Même si plusieurs scandales d’évasion fiscale et de corruption ont entaché sa réputation ces dernières années, Madère ne figure pas dans les radars de l’OCDE et du GAFI (Groupe d’action financière). Ces institutions engagées dans la lutte contre les juridictions offshore estiment que le Portugal est doté d’outils législatifs anti-blanchiment et qu’il coopère sans difficulté avec les autres pays dans la lutte contre la fraude et l’évasion fiscales. L’OCDE a néanmoins déploré dans son dernier rapport la grande lenteur des seize inspecteurs fiscaux de la zone franche pour répondre aux demandes de coopération fiscale émanant d’autres pays.
Des milliers de coquilles vides
Ces arguments ne convainquent pas Sergio Vasques, ancien secrétaire d’Etat aux affaires fiscales dans le gouvernement socialiste du Portugal :
« Bien qu’il n’existe pas de définition universelle, un paradis fiscal est un territoire où vous pouvez créer une société-écran sans réelle activité économique et l’utiliser pour de l’optimisation fiscale, avec peu ou pas de contrôle. La zone franche de Madère y correspond donc plutôt bien. »
Un constat confirmé par les faits : selon nos calculs, quatre prestataires de services domicilient à eux seuls un quart des 5 513 sociétés actives dans la zone franche entre 2012 et 2016, faisant de ces sociétés de simples boîtes aux lettres.
Le fait qu’autant de sociétés ne disposent pas d’adresse réelle jette le doute sur le fait qu’elles emploient véritablement des salariés, comme le confirme Sergio Vasques :
« Le principal business de Madère, ce n’est ni l’industrie ni les bateaux, mais les sociétés de service, ce qui se traduit par des coquilles vides sans réelle activité. »
Les dirigeants de la Société de développement de Madère eux-mêmes reconnaissent ne pas savoir combien de personnes travaillent effectivement pour la zone franche. C’est pourtant à la condition expresse de créer des emplois dans l’île que la Commission européenne autorise depuis trente ans le régime fiscal de la zone franche.
Une exception durable
A la suite d’une enquête sur la concurrence fiscale déloyale, l’OCDE a pointé en 2003 certaines caractéristiques de la zone franche de Madère qu’à son sens il convenait d’abolir afin de s’assurer que Madère ne rentre pas dans la catégorie « paradis fiscal ». Les négociations qui ont suivi entre la Commission européenne et le gouvernement autonome de Madère ont abouti à instituer un régime qui a satisfait les deux parties : les sociétés créées après 2001 ne pourront plus être sujettes à l’exemption fiscale.

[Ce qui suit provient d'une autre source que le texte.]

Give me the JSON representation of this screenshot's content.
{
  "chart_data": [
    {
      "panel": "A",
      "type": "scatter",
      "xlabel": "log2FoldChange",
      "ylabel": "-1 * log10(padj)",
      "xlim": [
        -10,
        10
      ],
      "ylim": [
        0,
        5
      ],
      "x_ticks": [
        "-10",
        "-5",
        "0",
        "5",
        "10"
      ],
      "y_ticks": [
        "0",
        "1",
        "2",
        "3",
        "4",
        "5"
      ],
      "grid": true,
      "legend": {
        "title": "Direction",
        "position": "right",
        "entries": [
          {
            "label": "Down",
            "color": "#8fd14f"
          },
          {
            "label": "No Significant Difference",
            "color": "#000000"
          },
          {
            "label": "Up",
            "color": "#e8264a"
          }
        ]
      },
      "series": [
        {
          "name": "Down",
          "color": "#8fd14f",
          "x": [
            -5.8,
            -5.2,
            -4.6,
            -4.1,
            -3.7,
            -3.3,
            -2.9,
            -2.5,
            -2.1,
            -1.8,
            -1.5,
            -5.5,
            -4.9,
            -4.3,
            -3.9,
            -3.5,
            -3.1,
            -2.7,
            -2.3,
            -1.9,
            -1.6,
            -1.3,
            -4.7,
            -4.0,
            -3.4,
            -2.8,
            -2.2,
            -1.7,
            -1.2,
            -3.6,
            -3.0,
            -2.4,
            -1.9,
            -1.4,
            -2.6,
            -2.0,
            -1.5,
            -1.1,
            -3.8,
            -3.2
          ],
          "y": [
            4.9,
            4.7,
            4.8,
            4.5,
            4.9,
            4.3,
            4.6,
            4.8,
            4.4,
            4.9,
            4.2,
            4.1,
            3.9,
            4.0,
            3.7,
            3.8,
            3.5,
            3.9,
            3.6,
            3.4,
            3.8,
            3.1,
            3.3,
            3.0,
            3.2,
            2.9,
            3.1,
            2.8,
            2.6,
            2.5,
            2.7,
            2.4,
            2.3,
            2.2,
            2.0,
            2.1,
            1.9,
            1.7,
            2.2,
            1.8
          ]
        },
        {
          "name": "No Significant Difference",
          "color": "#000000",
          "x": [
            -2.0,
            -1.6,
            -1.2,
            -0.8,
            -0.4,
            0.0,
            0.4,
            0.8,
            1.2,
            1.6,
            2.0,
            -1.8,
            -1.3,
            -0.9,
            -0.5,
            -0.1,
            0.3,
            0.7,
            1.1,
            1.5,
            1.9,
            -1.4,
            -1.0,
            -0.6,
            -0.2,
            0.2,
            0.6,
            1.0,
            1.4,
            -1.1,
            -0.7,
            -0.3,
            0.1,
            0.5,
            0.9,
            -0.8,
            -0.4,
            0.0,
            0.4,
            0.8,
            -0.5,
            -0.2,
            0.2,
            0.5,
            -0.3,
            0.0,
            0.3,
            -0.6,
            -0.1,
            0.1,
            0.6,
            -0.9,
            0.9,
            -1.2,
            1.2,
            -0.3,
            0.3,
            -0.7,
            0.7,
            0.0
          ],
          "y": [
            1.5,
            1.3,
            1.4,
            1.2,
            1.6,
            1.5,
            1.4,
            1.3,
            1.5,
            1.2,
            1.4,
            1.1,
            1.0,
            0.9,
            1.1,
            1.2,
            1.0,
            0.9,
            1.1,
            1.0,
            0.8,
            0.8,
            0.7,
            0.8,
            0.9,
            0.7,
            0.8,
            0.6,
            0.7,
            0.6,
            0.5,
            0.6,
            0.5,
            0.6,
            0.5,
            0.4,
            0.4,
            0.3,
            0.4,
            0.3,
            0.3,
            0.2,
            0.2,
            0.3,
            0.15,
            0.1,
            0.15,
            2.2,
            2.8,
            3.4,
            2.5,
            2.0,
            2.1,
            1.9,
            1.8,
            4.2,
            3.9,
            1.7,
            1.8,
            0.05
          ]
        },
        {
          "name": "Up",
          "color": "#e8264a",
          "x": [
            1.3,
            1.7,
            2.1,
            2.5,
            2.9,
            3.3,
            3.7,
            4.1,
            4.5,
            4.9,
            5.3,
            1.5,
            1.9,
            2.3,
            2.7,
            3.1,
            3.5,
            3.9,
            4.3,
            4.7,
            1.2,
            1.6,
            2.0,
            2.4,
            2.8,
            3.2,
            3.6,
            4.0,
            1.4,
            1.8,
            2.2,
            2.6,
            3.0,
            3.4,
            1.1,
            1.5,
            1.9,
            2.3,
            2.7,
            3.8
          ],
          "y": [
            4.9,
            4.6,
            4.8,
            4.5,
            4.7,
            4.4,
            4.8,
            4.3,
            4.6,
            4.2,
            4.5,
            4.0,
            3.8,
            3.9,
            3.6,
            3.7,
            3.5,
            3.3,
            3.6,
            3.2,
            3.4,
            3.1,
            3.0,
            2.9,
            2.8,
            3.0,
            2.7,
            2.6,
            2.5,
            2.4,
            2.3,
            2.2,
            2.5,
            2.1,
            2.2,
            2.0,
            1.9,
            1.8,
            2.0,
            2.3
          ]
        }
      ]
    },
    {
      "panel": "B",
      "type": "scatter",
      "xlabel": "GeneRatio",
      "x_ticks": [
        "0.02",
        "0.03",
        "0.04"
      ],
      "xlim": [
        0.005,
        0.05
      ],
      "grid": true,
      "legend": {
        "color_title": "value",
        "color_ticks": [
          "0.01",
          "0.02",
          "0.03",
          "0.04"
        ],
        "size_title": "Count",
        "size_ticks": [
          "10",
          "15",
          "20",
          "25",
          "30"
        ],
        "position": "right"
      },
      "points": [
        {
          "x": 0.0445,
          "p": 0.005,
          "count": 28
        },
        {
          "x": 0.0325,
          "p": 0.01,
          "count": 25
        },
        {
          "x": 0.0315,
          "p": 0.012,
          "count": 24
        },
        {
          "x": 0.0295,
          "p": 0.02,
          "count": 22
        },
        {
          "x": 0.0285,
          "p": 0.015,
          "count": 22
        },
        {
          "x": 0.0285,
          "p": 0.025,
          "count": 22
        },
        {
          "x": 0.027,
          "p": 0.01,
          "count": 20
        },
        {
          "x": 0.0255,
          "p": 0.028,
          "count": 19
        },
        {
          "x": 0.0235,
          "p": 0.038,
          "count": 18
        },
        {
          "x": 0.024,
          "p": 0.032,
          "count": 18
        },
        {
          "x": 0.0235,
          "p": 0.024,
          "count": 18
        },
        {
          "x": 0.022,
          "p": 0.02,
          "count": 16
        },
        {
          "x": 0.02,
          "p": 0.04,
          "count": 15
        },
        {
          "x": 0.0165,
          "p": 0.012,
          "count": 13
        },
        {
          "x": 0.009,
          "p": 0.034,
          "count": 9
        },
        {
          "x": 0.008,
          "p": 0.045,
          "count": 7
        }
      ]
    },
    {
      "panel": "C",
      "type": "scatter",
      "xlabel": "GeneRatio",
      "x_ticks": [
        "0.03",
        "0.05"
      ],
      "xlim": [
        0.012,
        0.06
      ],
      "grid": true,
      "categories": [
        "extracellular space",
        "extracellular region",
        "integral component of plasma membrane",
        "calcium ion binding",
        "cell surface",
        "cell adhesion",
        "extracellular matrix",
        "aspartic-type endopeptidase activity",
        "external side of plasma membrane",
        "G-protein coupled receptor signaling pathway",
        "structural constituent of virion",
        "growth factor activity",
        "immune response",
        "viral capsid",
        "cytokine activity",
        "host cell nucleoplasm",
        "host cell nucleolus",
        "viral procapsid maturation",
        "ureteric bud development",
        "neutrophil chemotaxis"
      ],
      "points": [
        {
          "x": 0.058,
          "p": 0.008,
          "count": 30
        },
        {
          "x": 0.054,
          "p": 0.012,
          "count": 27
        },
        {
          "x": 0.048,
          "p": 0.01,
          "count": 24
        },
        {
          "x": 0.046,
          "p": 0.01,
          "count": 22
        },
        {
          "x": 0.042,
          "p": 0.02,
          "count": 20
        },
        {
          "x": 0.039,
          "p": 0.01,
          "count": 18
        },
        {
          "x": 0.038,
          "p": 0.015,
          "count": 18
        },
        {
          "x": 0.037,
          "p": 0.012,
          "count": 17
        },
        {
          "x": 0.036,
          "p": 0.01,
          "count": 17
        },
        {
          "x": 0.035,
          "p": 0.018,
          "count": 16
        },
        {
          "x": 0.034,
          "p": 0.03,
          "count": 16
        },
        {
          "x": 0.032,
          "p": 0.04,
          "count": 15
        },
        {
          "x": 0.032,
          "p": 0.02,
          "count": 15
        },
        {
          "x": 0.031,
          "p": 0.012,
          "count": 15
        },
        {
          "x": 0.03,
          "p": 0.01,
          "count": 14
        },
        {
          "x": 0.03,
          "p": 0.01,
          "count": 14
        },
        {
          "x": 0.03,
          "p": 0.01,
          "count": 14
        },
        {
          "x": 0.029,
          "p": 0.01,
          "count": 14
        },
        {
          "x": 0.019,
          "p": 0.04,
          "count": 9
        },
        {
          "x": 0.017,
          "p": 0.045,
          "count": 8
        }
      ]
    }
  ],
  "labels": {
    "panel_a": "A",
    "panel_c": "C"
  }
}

Avec ce nouveau système, l’exemption fiscale « pour ceux qui y avaient déjà droit est assurée jusqu’à 2011 », relève EC Tax Revue, un journal exclusivement dédié à l’évolution de la fiscalité dans l’Union européenne. En d’autres termes, si Madère a accepté de commencer à taxer les sociétés, elle comptait bien le faire le plus tard possible, la rapprochant des pratiques avantageuses d’autres territoires à fiscalité nulle. Depuis 2017, la zone franche impose toutes les sociétés à hauteur de 5 % de leurs bénéfices.
Actuellement plus proche du Luxembourg que du Panama, l’île portugaise se situe, aux yeux de Bruxelles, du bon côté de la ligne qui sépare l’optimisation de la fraude fiscale, le légal de l’illégal. Ce qui explique, aux yeux de l’eurodéputée socialiste portugaise Ana Gomes, pourquoi « Madère n’a jamais été une priorité pour la Commission européenne : elle a d’autres chats à fouetter ».